Dr. Aubanel protested futilely that her lungs and heart were so fragile that the flight would likely kill her. When they landed in Rome in June 1997 Mother Teresa was vomiting and they had to set up the ventilator in a room at the airport.
When she had stabilized, Pope John Paul was waiting for her. As she entered the room, he knelt before her.
“He kissed her hand and said, ‘Mother. My mother,'” Dr. Aubanel said.

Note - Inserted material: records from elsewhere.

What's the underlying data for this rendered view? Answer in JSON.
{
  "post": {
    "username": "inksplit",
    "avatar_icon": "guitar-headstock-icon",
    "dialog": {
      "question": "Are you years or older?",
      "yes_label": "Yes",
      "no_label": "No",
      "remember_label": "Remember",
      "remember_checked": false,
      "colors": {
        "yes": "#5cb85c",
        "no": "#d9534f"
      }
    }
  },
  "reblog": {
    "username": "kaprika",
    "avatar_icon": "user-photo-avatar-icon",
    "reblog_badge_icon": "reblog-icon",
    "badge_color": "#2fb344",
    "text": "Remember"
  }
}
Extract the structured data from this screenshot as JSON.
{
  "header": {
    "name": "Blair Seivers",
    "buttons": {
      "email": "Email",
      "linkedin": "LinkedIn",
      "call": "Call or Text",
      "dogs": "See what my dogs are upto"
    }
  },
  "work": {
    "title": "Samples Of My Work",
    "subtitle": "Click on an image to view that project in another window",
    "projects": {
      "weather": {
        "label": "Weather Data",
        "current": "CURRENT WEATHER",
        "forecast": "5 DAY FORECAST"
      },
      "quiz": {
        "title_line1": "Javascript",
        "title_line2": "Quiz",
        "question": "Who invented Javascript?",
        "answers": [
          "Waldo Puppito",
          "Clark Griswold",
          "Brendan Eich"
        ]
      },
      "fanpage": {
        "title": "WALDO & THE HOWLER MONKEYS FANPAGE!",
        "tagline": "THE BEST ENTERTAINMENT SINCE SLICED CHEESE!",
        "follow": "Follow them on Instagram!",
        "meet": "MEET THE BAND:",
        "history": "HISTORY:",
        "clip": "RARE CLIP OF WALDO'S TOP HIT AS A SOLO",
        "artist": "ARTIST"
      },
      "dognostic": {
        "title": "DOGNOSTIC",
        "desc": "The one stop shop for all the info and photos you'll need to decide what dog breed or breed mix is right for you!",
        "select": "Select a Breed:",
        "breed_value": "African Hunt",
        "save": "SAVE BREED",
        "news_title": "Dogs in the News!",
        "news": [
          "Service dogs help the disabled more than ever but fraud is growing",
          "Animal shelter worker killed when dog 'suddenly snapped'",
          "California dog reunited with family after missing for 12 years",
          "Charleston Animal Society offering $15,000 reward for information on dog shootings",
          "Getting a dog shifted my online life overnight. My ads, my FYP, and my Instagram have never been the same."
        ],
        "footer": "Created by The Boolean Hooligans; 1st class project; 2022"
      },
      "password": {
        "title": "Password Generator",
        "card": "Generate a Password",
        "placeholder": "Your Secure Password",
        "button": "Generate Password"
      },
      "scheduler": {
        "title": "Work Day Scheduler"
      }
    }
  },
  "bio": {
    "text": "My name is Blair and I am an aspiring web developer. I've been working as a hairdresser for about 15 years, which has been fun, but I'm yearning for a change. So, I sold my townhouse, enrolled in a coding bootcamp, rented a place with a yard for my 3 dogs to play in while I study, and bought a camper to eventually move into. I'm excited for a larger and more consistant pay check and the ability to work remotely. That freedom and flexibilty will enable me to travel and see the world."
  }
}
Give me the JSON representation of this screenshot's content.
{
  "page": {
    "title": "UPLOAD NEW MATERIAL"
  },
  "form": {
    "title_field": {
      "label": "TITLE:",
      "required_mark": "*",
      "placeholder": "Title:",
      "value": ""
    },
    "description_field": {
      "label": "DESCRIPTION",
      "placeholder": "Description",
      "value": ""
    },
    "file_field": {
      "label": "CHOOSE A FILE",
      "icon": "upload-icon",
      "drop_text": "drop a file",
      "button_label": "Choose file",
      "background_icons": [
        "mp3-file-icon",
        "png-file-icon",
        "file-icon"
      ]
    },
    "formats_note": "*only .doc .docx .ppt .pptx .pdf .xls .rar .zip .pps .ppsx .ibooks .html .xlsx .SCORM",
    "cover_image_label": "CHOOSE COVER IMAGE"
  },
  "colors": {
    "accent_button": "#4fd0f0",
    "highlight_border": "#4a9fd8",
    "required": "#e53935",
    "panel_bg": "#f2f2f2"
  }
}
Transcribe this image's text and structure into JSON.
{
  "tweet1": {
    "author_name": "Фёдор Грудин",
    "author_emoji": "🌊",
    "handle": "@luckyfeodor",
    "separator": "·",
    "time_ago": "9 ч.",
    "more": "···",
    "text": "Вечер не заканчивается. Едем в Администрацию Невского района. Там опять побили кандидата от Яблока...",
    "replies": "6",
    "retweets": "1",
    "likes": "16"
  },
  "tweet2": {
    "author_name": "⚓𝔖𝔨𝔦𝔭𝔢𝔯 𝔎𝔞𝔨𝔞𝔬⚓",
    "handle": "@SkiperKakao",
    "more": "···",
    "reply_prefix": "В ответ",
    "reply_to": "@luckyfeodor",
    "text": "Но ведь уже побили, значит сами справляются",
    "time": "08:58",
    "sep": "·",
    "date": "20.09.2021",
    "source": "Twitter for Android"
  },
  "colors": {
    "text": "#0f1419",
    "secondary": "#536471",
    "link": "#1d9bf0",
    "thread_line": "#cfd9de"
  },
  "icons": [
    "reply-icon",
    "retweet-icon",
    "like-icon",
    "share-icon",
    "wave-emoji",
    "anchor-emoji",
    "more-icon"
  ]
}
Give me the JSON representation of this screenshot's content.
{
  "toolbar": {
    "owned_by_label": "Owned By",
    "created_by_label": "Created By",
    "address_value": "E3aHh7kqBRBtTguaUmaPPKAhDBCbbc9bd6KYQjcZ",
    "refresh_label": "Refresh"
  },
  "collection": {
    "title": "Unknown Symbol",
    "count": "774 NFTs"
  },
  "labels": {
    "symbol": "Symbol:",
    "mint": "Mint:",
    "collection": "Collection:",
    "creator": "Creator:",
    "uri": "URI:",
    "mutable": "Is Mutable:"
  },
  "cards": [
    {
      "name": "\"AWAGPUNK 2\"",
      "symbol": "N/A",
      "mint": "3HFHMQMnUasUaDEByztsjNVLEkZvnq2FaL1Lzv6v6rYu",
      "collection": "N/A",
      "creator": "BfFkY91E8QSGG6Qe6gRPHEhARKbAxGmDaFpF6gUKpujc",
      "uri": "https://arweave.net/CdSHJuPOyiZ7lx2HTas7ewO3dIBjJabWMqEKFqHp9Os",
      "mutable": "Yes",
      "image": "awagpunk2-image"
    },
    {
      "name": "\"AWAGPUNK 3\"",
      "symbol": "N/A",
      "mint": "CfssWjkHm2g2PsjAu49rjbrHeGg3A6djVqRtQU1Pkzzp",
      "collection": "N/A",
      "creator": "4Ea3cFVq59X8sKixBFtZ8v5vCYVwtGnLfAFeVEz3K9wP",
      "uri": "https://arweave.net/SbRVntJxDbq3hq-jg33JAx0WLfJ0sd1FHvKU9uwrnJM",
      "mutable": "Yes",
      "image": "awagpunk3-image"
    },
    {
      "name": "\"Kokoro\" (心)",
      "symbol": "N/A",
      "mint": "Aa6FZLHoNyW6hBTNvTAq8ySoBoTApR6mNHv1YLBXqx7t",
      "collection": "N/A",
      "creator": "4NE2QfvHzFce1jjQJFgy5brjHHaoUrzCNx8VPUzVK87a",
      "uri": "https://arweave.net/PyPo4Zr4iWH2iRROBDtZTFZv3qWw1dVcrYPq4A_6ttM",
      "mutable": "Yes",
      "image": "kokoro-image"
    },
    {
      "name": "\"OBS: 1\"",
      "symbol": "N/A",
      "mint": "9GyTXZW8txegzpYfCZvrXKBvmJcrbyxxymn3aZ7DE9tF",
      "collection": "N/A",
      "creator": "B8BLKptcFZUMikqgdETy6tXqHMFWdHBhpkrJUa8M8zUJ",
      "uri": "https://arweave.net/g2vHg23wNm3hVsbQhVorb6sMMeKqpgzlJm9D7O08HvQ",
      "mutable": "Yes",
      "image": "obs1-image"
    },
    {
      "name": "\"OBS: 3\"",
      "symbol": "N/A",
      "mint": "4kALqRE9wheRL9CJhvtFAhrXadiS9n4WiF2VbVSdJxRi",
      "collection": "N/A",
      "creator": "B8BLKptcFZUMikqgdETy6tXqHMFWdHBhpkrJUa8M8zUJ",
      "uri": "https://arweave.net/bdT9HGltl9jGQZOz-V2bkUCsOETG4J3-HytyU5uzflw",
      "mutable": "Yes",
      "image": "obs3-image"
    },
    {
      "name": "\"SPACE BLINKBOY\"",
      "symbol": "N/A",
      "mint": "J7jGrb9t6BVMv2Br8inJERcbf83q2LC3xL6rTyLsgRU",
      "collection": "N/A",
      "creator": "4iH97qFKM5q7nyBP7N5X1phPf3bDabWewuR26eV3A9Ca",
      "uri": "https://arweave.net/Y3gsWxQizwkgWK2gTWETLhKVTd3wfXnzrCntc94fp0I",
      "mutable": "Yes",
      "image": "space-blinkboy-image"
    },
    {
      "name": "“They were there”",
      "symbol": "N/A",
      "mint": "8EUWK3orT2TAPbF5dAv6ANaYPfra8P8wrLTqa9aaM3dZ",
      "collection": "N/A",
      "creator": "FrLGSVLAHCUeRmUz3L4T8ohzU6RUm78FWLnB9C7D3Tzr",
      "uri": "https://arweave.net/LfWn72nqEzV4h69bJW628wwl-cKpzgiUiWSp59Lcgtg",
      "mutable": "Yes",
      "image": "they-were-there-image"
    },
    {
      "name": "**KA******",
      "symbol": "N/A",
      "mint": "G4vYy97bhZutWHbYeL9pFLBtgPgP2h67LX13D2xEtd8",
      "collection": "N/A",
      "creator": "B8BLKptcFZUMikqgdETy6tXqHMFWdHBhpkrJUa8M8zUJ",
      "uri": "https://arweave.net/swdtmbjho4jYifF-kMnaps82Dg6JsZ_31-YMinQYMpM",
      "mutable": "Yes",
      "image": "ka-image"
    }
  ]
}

At a June 29 Mass in St. Peter’s Basilica. Mother Teresa was in a wheelchair and so clearly ill that the pope’s aides did not call her forward for his blessing. She was heartbroken, and buried her face in her hands, Dr. Aubanel said.
Then the pope, who was frail from Parkinson’s disease and had great difficulty walking, rose and began walking unsteadily toward her. Told he was coming, she looked up and pushed herself to her feet. They literally fell into each other’s arms.
“The whole church was able to see this great love that they had for each other, and respect,” Dr. Aubanel said. “Every single person was crying. That was the last time they were together.”
Three days later they heard the news that Hong Kong, where the Missionaries of Charity had a house, had reverted to the control of the People’s Republic of China. The sisters and Dr. Aubanel brought Mother Teresa the news: “Mother! Mother! You are in China!”
She repeated, “Oh, I’m in China. I’m in China. [God] loves me so much that I’m in China,” she said.
“Yes Mother,” she was told. “He loves you so much that, since you could not go to China, he brought China to you.”
At that instant, Dr. Aubanel said, she remembered her promise seven years earlier. “I had promised to get her into China. This is the end,” she thought.
When she was stable enough to fly, she returned to Calcutta.
“A month later, she died peacefully,” Dr. Aubanel said.